2.    Le jeu « sérieux … » : des chiffres et des perspectives
Mettre des chiffres sur le marché du Serious game -objet de la seconde conférence – à quoi ça sert ?
Nous avons interrogé Stéphanie Blanchet-Simpson, une porteuse de projet, qui veut réconcilier ludisme et sérieux dans un site web destiné à la sensibilisation aux cultures étrangères des enfants de 6 à 10 ans. Comme vous allez le voir, elle compte faire un usage très concret des informations glanées :

Les chiffres en question, qui serviront à alimenter ses arguments de présentation, ce sont ceux présentés par Laurent Michaud, Chef de projet Loisirs numériques de l’IDATE. Selon lui, le chiffre d’affaires mondial du serious game, cette « application informatique qui utilise les capacités d’un jeu vidéo à immerger un individu dans un environnement graphique interactif attrayant pour un motif « sérieux » », peut être évalué à 10 milliards d’euros à l’horizon 2015 dans le monde. Contre 80 millions d’euros annuels en France aujourd’hui.
L’expert a passé en revue les différents modèles économiques de ces projets, qui ont la particularité de réunir, comme il nous l’avait expliqué lors d’un précédent entretien, des talents issus d’horizons divers (game design, formation, communication… ). «Certains studios de développement se positionnent comme prestataires, il y a la vente de licences, on peut également citer le sponsoring, détaille-t-il. Une certitude cependant : le secteur fonctionne assez peu en « one shot », à la différence du jeu vidéo classique. Il reste beaucoup à faire, et parfois avec pas grand-chose : les barrières à l’entrée sont encore très peu fortes … »
Le principal secteur porteur, à ses yeux ? Les « jeux d’éducation thérapeutiques »,  ou « thérapeutiques games », qui sont « de véritables supports de soin », explique-t-il.

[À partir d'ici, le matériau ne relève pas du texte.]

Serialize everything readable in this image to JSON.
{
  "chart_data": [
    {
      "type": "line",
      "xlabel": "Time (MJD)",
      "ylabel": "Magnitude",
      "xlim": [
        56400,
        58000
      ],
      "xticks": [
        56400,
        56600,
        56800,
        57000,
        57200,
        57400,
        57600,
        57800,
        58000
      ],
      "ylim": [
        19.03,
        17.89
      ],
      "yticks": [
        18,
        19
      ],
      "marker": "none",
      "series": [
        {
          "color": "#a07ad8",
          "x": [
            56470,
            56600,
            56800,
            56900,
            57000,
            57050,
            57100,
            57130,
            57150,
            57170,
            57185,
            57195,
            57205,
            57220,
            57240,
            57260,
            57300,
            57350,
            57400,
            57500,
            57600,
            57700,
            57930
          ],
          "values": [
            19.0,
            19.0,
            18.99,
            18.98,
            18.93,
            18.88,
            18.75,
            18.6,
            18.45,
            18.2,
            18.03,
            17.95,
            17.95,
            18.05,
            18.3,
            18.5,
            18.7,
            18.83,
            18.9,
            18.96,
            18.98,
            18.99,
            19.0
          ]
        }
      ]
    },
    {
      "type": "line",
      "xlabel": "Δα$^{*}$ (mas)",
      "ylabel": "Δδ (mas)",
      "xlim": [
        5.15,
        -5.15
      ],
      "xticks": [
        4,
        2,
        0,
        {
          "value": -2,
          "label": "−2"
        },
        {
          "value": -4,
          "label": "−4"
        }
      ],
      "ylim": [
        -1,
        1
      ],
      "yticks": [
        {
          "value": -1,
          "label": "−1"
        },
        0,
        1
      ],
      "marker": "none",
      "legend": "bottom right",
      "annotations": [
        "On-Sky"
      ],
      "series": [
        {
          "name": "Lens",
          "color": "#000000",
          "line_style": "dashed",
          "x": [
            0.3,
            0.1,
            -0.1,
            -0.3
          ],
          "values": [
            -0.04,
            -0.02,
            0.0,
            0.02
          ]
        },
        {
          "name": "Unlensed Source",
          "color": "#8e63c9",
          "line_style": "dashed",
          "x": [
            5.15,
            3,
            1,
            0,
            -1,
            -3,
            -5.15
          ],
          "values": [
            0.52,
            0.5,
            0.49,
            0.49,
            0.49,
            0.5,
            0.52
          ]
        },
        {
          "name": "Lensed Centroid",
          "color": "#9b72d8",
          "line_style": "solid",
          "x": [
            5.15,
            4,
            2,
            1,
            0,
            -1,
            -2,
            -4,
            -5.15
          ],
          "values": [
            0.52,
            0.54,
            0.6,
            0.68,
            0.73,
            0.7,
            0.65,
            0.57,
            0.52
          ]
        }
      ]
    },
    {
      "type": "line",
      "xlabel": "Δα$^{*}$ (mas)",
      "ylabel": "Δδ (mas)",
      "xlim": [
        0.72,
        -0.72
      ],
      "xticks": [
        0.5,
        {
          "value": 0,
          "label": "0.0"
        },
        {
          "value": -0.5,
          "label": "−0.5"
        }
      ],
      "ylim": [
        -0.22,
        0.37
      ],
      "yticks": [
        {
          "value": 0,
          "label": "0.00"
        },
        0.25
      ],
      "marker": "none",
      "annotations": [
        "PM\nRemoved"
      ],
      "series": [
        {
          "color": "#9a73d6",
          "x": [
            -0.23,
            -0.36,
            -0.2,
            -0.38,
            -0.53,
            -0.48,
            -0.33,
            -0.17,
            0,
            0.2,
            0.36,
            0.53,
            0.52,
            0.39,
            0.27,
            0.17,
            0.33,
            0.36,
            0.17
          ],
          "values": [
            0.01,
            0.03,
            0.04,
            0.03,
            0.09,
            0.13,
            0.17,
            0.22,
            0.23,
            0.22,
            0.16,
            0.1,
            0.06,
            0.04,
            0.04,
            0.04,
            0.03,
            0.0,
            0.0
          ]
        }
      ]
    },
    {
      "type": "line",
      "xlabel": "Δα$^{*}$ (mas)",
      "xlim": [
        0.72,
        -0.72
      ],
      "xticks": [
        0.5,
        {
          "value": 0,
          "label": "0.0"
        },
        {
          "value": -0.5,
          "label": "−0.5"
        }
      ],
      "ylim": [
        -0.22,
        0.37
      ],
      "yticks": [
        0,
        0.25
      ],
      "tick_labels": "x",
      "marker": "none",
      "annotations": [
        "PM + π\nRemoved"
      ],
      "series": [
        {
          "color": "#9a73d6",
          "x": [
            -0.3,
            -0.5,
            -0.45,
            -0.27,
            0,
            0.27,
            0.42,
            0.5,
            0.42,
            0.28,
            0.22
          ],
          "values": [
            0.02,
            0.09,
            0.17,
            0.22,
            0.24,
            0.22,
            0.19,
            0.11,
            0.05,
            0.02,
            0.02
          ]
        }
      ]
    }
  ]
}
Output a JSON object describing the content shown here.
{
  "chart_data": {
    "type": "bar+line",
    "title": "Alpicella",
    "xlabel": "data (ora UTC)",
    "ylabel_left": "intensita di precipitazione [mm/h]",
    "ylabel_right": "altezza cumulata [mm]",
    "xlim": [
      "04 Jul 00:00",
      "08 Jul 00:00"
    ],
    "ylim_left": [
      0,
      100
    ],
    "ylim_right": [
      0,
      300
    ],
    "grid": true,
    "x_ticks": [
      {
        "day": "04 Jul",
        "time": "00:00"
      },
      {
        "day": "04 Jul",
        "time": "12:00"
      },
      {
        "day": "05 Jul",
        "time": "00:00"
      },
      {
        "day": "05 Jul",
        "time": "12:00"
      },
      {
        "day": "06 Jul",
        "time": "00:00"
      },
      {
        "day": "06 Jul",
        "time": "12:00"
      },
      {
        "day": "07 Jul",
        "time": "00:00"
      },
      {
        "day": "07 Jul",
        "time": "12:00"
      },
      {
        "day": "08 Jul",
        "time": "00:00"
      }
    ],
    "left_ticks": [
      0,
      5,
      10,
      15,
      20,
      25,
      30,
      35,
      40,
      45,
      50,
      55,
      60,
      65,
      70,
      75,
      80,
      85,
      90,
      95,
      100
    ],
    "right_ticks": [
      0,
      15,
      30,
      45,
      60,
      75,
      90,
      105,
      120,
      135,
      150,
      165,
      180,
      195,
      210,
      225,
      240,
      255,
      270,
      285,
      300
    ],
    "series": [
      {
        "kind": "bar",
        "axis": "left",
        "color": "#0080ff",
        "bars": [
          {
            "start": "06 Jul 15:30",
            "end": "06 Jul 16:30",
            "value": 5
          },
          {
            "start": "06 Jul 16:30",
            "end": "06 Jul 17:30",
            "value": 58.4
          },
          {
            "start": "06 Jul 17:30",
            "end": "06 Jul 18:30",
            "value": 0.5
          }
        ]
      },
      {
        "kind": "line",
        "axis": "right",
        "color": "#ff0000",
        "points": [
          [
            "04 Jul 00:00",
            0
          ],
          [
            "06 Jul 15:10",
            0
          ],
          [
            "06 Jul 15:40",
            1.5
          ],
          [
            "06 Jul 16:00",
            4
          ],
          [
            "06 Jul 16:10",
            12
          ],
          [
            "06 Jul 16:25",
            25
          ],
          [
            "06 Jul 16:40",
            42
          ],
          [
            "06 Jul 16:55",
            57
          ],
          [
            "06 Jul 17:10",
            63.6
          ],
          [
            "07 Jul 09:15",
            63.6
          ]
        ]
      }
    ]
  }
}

Une question, enfin, à l’origine de la salle : celle de l’éligibilité de projets de serious games aux subventions accordées par le centre national du cinéma et de la création animée (CNC), au titre de projets « nouveaux médias ». Ce fonds, dont bénéficient largement aujourd’hui les webdocumentaires, ces « cousins assez proches » du serious game, comme le remarquait un participant, pourrait être une manière de prolonger les aides apportées dans le cadre d’un appel à projet gouvernemental, qui avait contribué au développement de plusieurs projets en 2009.